According local journalists, after the Diwali incident, Qazi Ghulam Mohammad Bhayo, a local leader of Sipah-e-Sahaba (SSP) contacted Babal Khan Bhayo to take the girl Seema away from the town. Local sources from the Bhayo community claim the guards of Babal Khan Bhayo came to Nazeer Mahar’s house to pick the girl up. Seema’s father refused them and told them that the issue had been misreported to the community chieftain. He told them that the girl was not inside the house, but was attending class at school. They dismissed the poor Nazir Mahar’s plea and kidnapped Seema and handed her over to the Babul Khan Bhayo. Since then, the girl has been missing, and her father Nazeer Mahar is not willing to speak with journalists and human rights activists.

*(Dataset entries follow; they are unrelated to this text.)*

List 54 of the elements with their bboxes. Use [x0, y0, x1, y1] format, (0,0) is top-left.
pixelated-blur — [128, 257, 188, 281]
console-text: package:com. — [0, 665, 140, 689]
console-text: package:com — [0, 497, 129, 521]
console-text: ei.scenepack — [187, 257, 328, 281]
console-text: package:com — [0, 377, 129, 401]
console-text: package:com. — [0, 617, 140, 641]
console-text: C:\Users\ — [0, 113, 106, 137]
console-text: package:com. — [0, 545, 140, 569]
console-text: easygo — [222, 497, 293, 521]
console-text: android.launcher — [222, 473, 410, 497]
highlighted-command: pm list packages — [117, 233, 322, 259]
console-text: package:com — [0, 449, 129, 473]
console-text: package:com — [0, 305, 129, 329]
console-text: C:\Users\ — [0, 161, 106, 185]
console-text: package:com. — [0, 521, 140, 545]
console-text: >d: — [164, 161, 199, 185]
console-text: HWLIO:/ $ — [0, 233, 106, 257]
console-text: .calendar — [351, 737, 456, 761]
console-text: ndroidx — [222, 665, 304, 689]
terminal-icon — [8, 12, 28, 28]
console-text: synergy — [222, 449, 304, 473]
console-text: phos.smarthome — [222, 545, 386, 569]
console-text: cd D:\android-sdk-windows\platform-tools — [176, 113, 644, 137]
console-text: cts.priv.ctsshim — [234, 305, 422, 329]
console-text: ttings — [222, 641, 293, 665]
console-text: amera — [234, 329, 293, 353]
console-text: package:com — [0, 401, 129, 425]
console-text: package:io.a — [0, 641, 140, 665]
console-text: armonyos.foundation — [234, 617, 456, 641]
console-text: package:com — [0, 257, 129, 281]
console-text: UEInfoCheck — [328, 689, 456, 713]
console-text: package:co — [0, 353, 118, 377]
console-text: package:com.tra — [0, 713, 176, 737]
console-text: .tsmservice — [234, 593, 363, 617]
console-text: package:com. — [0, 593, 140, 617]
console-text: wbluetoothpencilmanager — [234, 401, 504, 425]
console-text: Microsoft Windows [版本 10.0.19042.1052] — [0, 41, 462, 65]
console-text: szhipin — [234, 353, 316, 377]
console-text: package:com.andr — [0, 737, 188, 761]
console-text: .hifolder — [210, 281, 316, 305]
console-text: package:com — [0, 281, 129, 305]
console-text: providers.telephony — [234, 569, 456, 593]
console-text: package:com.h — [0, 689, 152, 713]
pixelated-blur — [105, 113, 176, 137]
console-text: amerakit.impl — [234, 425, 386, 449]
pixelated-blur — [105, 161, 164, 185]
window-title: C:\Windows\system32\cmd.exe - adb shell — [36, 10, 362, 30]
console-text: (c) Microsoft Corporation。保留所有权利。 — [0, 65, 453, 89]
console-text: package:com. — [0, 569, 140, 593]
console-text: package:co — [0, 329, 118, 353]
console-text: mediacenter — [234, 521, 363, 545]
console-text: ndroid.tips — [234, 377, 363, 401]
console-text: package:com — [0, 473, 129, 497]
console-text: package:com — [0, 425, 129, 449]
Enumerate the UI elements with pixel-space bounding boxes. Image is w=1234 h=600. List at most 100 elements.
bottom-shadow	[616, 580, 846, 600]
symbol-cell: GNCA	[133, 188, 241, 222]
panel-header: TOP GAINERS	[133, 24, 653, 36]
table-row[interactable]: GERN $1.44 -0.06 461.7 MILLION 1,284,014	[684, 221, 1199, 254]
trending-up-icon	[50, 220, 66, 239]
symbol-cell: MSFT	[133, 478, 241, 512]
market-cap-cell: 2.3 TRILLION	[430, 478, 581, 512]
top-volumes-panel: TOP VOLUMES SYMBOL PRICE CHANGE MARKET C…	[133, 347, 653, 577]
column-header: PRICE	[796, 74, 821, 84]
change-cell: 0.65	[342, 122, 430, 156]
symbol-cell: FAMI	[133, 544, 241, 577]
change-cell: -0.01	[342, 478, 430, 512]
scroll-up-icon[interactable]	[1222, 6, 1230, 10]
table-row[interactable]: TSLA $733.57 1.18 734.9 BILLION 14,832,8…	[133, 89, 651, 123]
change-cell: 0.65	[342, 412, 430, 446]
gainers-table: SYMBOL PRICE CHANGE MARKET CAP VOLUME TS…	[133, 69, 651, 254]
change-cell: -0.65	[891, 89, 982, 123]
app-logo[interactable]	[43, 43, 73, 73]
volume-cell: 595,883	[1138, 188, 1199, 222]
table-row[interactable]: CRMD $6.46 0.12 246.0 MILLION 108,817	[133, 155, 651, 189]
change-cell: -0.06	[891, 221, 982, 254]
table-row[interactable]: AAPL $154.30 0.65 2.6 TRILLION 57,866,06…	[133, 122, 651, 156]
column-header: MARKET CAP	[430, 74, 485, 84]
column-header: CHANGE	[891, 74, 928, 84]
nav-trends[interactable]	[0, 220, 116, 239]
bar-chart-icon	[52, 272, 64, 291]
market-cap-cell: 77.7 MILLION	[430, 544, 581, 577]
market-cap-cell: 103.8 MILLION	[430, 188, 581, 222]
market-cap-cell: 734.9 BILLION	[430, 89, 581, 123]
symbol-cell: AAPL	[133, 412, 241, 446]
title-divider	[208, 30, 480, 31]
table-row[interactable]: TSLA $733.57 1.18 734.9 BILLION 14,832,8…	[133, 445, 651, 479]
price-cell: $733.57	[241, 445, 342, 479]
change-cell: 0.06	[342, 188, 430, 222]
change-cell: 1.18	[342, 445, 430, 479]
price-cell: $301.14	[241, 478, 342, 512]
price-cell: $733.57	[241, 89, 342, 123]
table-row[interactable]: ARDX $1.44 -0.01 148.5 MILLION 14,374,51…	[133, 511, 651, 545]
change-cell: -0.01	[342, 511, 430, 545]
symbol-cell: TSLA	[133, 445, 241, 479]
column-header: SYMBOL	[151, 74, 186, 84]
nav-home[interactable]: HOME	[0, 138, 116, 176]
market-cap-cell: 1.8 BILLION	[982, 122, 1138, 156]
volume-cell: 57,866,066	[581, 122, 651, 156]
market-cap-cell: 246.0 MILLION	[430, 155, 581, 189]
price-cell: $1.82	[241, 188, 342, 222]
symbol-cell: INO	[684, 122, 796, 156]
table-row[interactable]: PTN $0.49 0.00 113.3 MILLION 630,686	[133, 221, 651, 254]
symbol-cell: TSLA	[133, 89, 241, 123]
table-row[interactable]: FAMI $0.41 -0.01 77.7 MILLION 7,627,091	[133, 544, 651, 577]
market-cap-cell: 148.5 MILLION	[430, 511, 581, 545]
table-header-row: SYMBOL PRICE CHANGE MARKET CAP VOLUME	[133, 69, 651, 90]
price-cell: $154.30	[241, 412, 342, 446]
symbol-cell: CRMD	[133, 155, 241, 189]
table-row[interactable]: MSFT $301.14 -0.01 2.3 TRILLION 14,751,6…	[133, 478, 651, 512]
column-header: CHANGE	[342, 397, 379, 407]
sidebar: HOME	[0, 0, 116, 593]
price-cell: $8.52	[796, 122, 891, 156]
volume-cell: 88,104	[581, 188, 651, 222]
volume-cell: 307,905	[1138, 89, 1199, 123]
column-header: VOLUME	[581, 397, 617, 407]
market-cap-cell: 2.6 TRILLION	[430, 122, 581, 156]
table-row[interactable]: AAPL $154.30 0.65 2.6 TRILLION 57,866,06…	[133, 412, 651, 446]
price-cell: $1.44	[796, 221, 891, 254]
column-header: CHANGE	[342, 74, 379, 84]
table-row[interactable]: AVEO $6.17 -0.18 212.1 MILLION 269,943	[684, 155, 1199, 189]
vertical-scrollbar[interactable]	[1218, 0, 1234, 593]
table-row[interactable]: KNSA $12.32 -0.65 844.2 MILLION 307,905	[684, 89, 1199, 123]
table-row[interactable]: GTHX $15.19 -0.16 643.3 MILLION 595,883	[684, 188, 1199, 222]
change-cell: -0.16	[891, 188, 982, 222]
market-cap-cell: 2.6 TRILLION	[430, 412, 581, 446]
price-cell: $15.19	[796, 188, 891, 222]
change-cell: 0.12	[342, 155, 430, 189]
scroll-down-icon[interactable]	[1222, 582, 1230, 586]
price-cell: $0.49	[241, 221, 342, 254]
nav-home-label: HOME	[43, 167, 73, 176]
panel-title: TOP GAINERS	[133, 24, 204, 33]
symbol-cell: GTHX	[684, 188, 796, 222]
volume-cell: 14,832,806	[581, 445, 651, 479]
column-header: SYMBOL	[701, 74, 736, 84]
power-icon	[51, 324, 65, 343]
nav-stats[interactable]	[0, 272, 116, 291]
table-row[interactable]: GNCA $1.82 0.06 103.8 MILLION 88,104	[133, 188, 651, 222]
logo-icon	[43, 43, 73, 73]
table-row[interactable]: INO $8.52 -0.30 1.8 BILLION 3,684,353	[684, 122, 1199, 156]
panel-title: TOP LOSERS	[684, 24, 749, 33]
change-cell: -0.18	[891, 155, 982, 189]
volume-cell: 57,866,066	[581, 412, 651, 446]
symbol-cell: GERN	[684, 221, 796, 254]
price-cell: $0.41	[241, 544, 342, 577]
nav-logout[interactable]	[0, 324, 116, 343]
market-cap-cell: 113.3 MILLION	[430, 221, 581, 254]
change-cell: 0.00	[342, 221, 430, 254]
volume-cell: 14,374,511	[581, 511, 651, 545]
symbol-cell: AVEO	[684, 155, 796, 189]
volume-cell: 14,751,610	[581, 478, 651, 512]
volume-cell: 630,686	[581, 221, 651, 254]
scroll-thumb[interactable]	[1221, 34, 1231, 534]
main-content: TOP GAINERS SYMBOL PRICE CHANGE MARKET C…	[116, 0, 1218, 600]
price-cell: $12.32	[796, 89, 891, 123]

According to the villagers, a few days before the incident, activists of the JUI and SSP also made a public funds collection drive in the area for Jihad in the district. After the incidents, local police raided the houses of various suspects, but a group of religious zealots mobbed the local police station and chanted slogans against the police and in favor of Jihad. The villagers also said that the families of the victims have been threatened not to pursue the case.
Local police claimed that Inspectors Ghulam Nabi and Ghulam Ali received injuries from crossfire during the raid on the suspects’ homes. When asked why the Police Picket (the police post installed in the village for the security of residents) was not staffed on the day of the terrorist event – which otherwise, according to residents, used to be posted in the town – he said due to Eid-ul-Zuha holidays, the personnel were home. We asked a police official which religious organizations are active in the town. JUI and SSP, he replied. We told him that SSP is a banned outfit. He kept silent.
According to the police, they charged Ehsan Bhayo, Abdul Ghani, Abdul Lateef, Abdul Rauf and others under sections 353, 302, and 324 of the Criminal Procedure Code of Pakistan.
The deputy inspector general of Sindh Police Larkana zone, Sain Rakhyo Mirani, said in an interview by a Sindhi daily Sham (newspaper) that the incident was part of a series of harassment activities against Hindus in Sindh.
The incident of Chak was probably the first of its kind in Sindh after the creation of Pakistan, which is indicative of inroads by the Taliban in the province. The incident suggests that the security establishment of Pakistan wants to Talibanize Sindh. It is appropriately feared by the people that Talbanization of Sindh would further destabilize South Asia. We called for a protest against the incident that was well received and thousands took to the street in Sindh. The time has come that the international community and the world citizenry need to think about Sindh!